No democracy in the world today lies under a darker shadow of existential dread than Israel. And the events of the past month ought to demonstrate that Israel's dread is not of shadows only. Israel's efforts to allay the enmity of its enemies or mollify the scorn of its critics have failed. But is it too much to ask its friends for support—this time, for once, without cavil or reservation?”

And what about U.S. efforts to bring the Israelis and the Palestinians somehow together?  A while back, our special envoy to the Middle East – our point man to try to get the Israeli-Palestinian peace process going, George Mitchell, flat out quit. He has not been replaced. Nor is a replacement likely.

Which brings me back to the silence that greeted Turki al-Faisal’s column. If you’re looking for who can really put pressure on the situation (because only the United States, with its Security Council veto, can stop the Palestinian demand for recognition by the United Nations as a state), it’s Saudi Arabia. They have the ultimate sword of Damocles over the throat of the United States: our unquenchable demand for foreign (read Saudi) oil.

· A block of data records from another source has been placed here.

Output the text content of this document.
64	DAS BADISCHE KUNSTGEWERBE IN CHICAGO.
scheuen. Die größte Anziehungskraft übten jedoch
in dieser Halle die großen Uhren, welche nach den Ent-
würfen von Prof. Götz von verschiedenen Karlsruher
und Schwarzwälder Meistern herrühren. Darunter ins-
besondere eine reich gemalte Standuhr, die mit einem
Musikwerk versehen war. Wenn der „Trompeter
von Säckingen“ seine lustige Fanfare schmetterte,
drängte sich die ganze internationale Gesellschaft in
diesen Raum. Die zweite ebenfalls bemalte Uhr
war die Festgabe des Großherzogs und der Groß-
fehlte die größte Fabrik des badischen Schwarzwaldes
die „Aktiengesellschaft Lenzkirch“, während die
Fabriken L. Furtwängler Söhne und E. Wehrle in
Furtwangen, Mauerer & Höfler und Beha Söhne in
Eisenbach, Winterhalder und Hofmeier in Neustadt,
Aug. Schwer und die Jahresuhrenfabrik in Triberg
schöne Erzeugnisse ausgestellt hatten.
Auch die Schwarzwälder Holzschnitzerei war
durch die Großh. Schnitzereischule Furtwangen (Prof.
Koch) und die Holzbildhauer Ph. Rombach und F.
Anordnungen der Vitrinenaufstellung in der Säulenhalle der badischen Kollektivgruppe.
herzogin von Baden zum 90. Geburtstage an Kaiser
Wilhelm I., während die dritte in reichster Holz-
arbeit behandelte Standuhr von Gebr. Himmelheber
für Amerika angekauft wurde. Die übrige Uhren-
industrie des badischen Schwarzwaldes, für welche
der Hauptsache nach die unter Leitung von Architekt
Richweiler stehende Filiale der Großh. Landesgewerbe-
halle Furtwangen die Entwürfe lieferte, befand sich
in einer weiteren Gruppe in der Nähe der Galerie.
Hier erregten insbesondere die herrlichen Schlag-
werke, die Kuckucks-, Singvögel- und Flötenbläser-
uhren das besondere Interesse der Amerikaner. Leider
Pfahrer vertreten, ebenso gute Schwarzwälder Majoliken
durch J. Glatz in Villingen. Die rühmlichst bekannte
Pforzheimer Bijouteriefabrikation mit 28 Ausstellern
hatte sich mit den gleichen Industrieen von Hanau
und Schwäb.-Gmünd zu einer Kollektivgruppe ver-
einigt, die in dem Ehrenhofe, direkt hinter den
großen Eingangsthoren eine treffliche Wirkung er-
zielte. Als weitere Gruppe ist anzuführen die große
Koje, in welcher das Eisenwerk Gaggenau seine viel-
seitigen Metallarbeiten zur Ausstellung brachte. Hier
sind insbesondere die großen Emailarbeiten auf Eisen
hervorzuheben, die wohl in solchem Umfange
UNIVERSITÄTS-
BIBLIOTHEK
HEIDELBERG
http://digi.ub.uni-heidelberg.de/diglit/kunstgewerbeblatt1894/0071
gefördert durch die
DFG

An end to the Saudi relationship could involve an oil boycott that could bring the American economy, weak as it is, to its knees, and beyond. And it would diplomatically isolate the United States in the Middle East in a way that has never happened before – and make the 1973 Arab oil embargo look like the proverbial walk in the park.

I want to know what our President thinks about this. And our foreign policy establishment. And our Congress. Maybe they’re all afraid to say what they think in public.

But know this: the Saudis are NOT bluffing.

So watch the outcome of U.N. debate on Palestine. Our very way of life may be tied up in the outcome.